Just realized my STBXW might have been having an affair. Pretty good chance actually.

But for some reason, if true that is, it might even come as a relief because in some twisted way, it might validate our upcoming divorce (which was due to different reasons).

Also, the fact that she may have someone to be with rather than by herself helps to alleviate any guilt I may have.

I'm not even interested in digging deeper anymore. I just want it to be over.

Is this a sick way of looking at it?


----------



## spun (Jul 2, 2012)

Nope. Not sick at all.

If you dont have a care in the world, then you are better off than 95% of the people posting in this forum.

Hats off to you, brother...
_Posted via Mobile Device_


----------



## Serenity_Prayer (Oct 31, 2012)

Same here, I suspect STBXH is having an affair, or at least wouldn't be surprised if I found out. I don't care either, because if anything, that means he'll be less clingy with me and let me out easier. So far the divorce process has been really easy, and he didn't throw a fit or beg or anything when I said I wanted out, so it's either an affair or he doesn't care either.


----------



## RandomDude (Dec 18, 2010)

I feel the same way, the more sh-t she does, the easier it is for me to convince myself to let go and move on. It's hard at the moment for me though, my STBX isn't able to let me go yet, wants to change etc etc.


----------



## Entropy3000 (May 11, 2011)

I suspect that many marriages are killed by undetected affairs of one kind or another. 

I think what is so very unfair beyond the unfaithfulness itself is that the WS allows the other spouse to think there was something wrong with them. That is perhaps the worst indignity of all.

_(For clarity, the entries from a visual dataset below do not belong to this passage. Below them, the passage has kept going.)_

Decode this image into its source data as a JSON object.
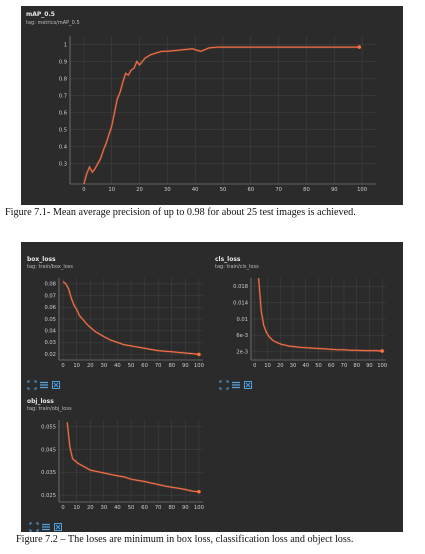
{
  "colors": {
    "panel_bg": "#2b2b2b",
    "line": "#ff7043",
    "line_light": "#c86a4b",
    "grid": "#444444",
    "text": "#cfcfcf",
    "icon": "#4fa3e0"
  },
  "figure1": {
    "title": "mAP_0.5",
    "tag": "tag: metrics/mAP_0.5",
    "caption": "Figure 7.1- Mean average precision of up to 0.98 for about 25 test images is achieved."
  },
  "figure2": {
    "caption": "Figure 7.2 – The loses are minimum in box loss, classification loss and object loss."
  },
  "loss_cards": [
    {
      "title": "box_loss",
      "tag": "tag: train/box_loss"
    },
    {
      "title": "cls_loss",
      "tag": "tag: train/cls_loss"
    },
    {
      "title": "obj_loss",
      "tag": "tag: train/obj_loss"
    }
  ],
  "icons": [
    "fit-domain-icon",
    "data-table-icon",
    "download-icon"
  ],
  "chart_data": [
    {
      "type": "line",
      "title": "mAP_0.5",
      "xlim": [
        -5,
        105
      ],
      "ylim": [
        0.18,
        1.05
      ],
      "xticks": [
        "0",
        "10",
        "20",
        "30",
        "40",
        "50",
        "60",
        "70",
        "80",
        "90",
        "100"
      ],
      "yticks": [
        "0.3",
        "0.4",
        "0.5",
        "0.6",
        "0.7",
        "0.8",
        "0.9",
        "1"
      ],
      "ytick_values": [
        0.3,
        0.4,
        0.5,
        0.6,
        0.7,
        0.8,
        0.9,
        1.0
      ],
      "x": [
        0,
        1,
        2,
        3,
        4,
        5,
        6,
        7,
        8,
        9,
        10,
        11,
        12,
        13,
        14,
        15,
        16,
        17,
        18,
        19,
        20,
        22,
        24,
        26,
        28,
        30,
        33,
        36,
        39,
        42,
        45,
        48,
        52,
        56,
        60,
        65,
        70,
        75,
        80,
        85,
        90,
        95,
        99
      ],
      "y": [
        0.18,
        0.24,
        0.28,
        0.25,
        0.27,
        0.3,
        0.33,
        0.38,
        0.42,
        0.47,
        0.52,
        0.6,
        0.68,
        0.72,
        0.78,
        0.83,
        0.82,
        0.85,
        0.86,
        0.9,
        0.88,
        0.92,
        0.94,
        0.95,
        0.96,
        0.96,
        0.965,
        0.97,
        0.975,
        0.96,
        0.98,
        0.985,
        0.985,
        0.985,
        0.985,
        0.985,
        0.985,
        0.985,
        0.985,
        0.985,
        0.985,
        0.985,
        0.985
      ]
    },
    {
      "type": "line",
      "title": "box_loss",
      "xlim": [
        -3,
        103
      ],
      "ylim": [
        0.015,
        0.085
      ],
      "xticks": [
        "0",
        "10",
        "20",
        "30",
        "40",
        "50",
        "60",
        "70",
        "80",
        "90",
        "100"
      ],
      "yticks": [
        "0.02",
        "0.03",
        "0.04",
        "0.05",
        "0.06",
        "0.07",
        "0.08"
      ],
      "ytick_values": [
        0.02,
        0.03,
        0.04,
        0.05,
        0.06,
        0.07,
        0.08
      ],
      "x": [
        0,
        2,
        4,
        6,
        8,
        10,
        12,
        15,
        18,
        21,
        24,
        27,
        30,
        35,
        40,
        45,
        50,
        55,
        60,
        65,
        70,
        75,
        80,
        85,
        90,
        95,
        100
      ],
      "y": [
        0.082,
        0.08,
        0.076,
        0.068,
        0.062,
        0.058,
        0.053,
        0.049,
        0.045,
        0.042,
        0.039,
        0.037,
        0.035,
        0.032,
        0.03,
        0.028,
        0.027,
        0.026,
        0.025,
        0.024,
        0.023,
        0.0225,
        0.022,
        0.0215,
        0.021,
        0.0205,
        0.0198
      ]
    },
    {
      "type": "line",
      "title": "cls_loss",
      "xlim": [
        -3,
        103
      ],
      "ylim": [
        0.0,
        0.02
      ],
      "xticks": [
        "0",
        "10",
        "20",
        "30",
        "40",
        "50",
        "60",
        "70",
        "80",
        "90",
        "100"
      ],
      "yticks": [
        "2e-3",
        "6e-3",
        "0.01",
        "0.014",
        "0.018"
      ],
      "ytick_values": [
        0.002,
        0.006,
        0.01,
        0.014,
        0.018
      ],
      "x": [
        3,
        5,
        7,
        9,
        11,
        13,
        15,
        18,
        21,
        24,
        27,
        30,
        35,
        40,
        45,
        50,
        55,
        60,
        65,
        70,
        75,
        80,
        85,
        90,
        95,
        100
      ],
      "y": [
        0.02,
        0.012,
        0.0085,
        0.0068,
        0.0058,
        0.0051,
        0.0046,
        0.0042,
        0.0038,
        0.0036,
        0.0034,
        0.0033,
        0.0031,
        0.003,
        0.0029,
        0.0028,
        0.0027,
        0.0026,
        0.0025,
        0.0025,
        0.0024,
        0.0024,
        0.0023,
        0.0023,
        0.0023,
        0.0022
      ]
    },
    {
      "type": "line",
      "title": "obj_loss",
      "xlim": [
        -3,
        103
      ],
      "ylim": [
        0.022,
        0.058
      ],
      "xticks": [
        "0",
        "10",
        "20",
        "30",
        "40",
        "50",
        "60",
        "70",
        "80",
        "90",
        "100"
      ],
      "yticks": [
        "0.025",
        "0.035",
        "0.045",
        "0.055"
      ],
      "ytick_values": [
        0.025,
        0.035,
        0.045,
        0.055
      ],
      "x": [
        3,
        5,
        7,
        9,
        11,
        14,
        17,
        20,
        24,
        28,
        32,
        36,
        40,
        45,
        50,
        55,
        60,
        65,
        70,
        75,
        80,
        85,
        90,
        95,
        100
      ],
      "y": [
        0.057,
        0.046,
        0.041,
        0.04,
        0.039,
        0.038,
        0.037,
        0.036,
        0.0355,
        0.035,
        0.0345,
        0.034,
        0.0335,
        0.033,
        0.032,
        0.0315,
        0.031,
        0.0303,
        0.0297,
        0.029,
        0.0285,
        0.028,
        0.0275,
        0.0268,
        0.0265
      ]
    }
  ]
}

There are better times ahead.


----------



## HiRoad (Oct 22, 2012)

Dont think that STBXW is having an affair.... but would not be surprised based on the fact she is lying to me now. And her spending and partying is outa control.
_Posted via Mobile Device_


----------



## life101 (Nov 18, 2012)

Entropy3000 said:


> I suspect that many marriages are killed by undetected affairs of one kind or another.
> 
> I think what is so very unfair beyond the unfaithfulness itself is that the WS allows the other spouse to think there was something wrong with them. That is perhaps the worst indignity of all.
> 
> There are better times ahead.


This. No one should have to spend a lifetime with someone who would let the person he/she promised to love for the rest of their lives to go through this immense pain and self-blame.


----------



## daisygirl 41 (Aug 5, 2011)

Have you asked her to leave yet?


----------